For many, the realities of the battle against climate change remain an abstract, arms-length issue.

It makes little practical difference to the average consumer whether the electricity used to keep the lights on is generated by offshore renewables or coal fired power plant.

Engineering the hydrogen home

But recent tabloid talk of a “boiler ban” has bought the implications of the UK’s net zero push firmly into the nation’s living rooms, and perhaps also caused heating engineers and plumbers a few sleepless nights.
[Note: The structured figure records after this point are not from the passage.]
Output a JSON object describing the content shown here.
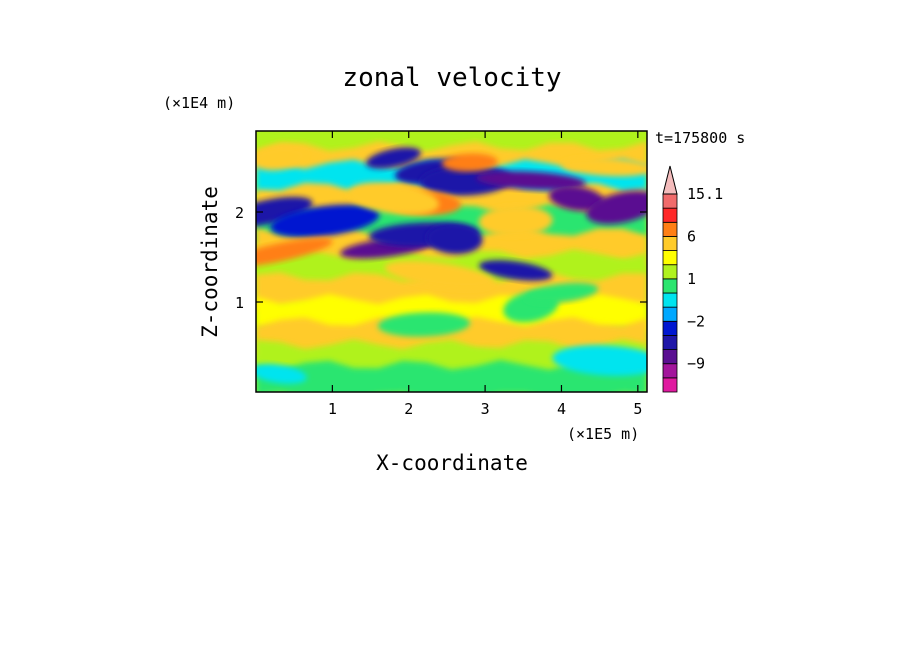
{
  "chart_data": {
    "type": "heatmap",
    "title": "zonal velocity",
    "xlabel": "X-coordinate",
    "ylabel": "Z-coordinate",
    "x_unit": "(×1E5 m)",
    "y_unit": "(×1E4 m)",
    "time_label": "t=175800 s",
    "xlim": [
      0,
      5.12
    ],
    "ylim": [
      0,
      2.9
    ],
    "x_ticks": [
      "1",
      "2",
      "3",
      "4",
      "5"
    ],
    "x_tick_values": [
      1,
      2,
      3,
      4,
      5
    ],
    "y_ticks": [
      "1",
      "2"
    ],
    "y_tick_values": [
      1,
      2
    ],
    "colorbar": {
      "levels": [
        -15,
        -12,
        -9,
        -6,
        -3,
        -2,
        -1,
        0,
        1,
        2,
        3,
        6,
        9,
        12,
        15.1
      ],
      "colors": [
        "#e01aa0",
        "#a3159c",
        "#5a0f91",
        "#1f16a8",
        "#0017d0",
        "#00a8ff",
        "#00e4ef",
        "#2ce56f",
        "#b0f21f",
        "#ffff00",
        "#ffcb2a",
        "#ff7f15",
        "#ff2828",
        "#f16b6b",
        "#f4bcbc"
      ],
      "tick_labels": [
        "15.1",
        "6",
        "1",
        "−2",
        "−9"
      ],
      "tick_values": [
        15.1,
        6,
        1,
        -2,
        -9
      ],
      "extend": "max"
    },
    "field_bands": [
      {
        "z": 2.75,
        "value": 1
      },
      {
        "z": 2.55,
        "value": 4
      },
      {
        "z": 2.35,
        "value": -1
      },
      {
        "z": 2.1,
        "value": 5
      },
      {
        "z": 1.85,
        "value": 0
      },
      {
        "z": 1.6,
        "value": 4
      },
      {
        "z": 1.35,
        "value": 1
      },
      {
        "z": 1.1,
        "value": 3
      },
      {
        "z": 0.85,
        "value": 2
      },
      {
        "z": 0.6,
        "value": 3
      },
      {
        "z": 0.35,
        "value": 1
      },
      {
        "z": 0.12,
        "value": 0
      }
    ],
    "features": [
      {
        "x": 1.8,
        "z": 2.6,
        "value": -6
      },
      {
        "x": 2.3,
        "z": 2.45,
        "value": -5
      },
      {
        "x": 2.75,
        "z": 2.35,
        "value": -4
      },
      {
        "x": 3.6,
        "z": 2.35,
        "value": -8
      },
      {
        "x": 4.2,
        "z": 2.15,
        "value": -8
      },
      {
        "x": 4.8,
        "z": 2.05,
        "value": -8
      },
      {
        "x": 1.7,
        "z": 1.6,
        "value": -7
      },
      {
        "x": 2.2,
        "z": 1.75,
        "value": -5
      },
      {
        "x": 2.6,
        "z": 1.7,
        "value": -6
      },
      {
        "x": 3.4,
        "z": 1.35,
        "value": -6
      },
      {
        "x": 0.15,
        "z": 2.0,
        "value": -4
      },
      {
        "x": 0.9,
        "z": 1.9,
        "value": -3
      },
      {
        "x": 2.8,
        "z": 2.55,
        "value": 6
      },
      {
        "x": 2.2,
        "z": 2.1,
        "value": 6
      },
      {
        "x": 1.8,
        "z": 2.15,
        "value": 5
      },
      {
        "x": 0.3,
        "z": 1.55,
        "value": 6
      },
      {
        "x": 0.3,
        "z": 2.6,
        "value": 5
      },
      {
        "x": 3.4,
        "z": 1.9,
        "value": 4
      },
      {
        "x": 4.6,
        "z": 2.5,
        "value": 4
      },
      {
        "x": 2.4,
        "z": 1.3,
        "value": 4
      },
      {
        "x": 3.6,
        "z": 0.95,
        "value": 0
      },
      {
        "x": 4.0,
        "z": 1.1,
        "value": 0
      },
      {
        "x": 2.2,
        "z": 0.75,
        "value": 0
      },
      {
        "x": 4.6,
        "z": 0.35,
        "value": -1
      },
      {
        "x": 0.3,
        "z": 0.2,
        "value": -1
      }
    ]
  }
}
The outcry was prompted by the International Energy Agency and CBI's recent warnings that conventional gas boilers should be banned from sale by 2025.  The UK government, which is making green issues a priority as it gears up to host the COP26 climate summit later this year, is widely expected to back the proposal in its soon to be unveiled heat and buildings strategy.

It is of course possible that Boris Johnson’s famed populist tendencies could prompt a watering down of these ambitions but there’s no escaping the fact that decarbonisation of heating - which accounts for as much as 17 per cent of the UK carbon emissions - will be key to delivering on the UK’s accelerated net zero ambitions.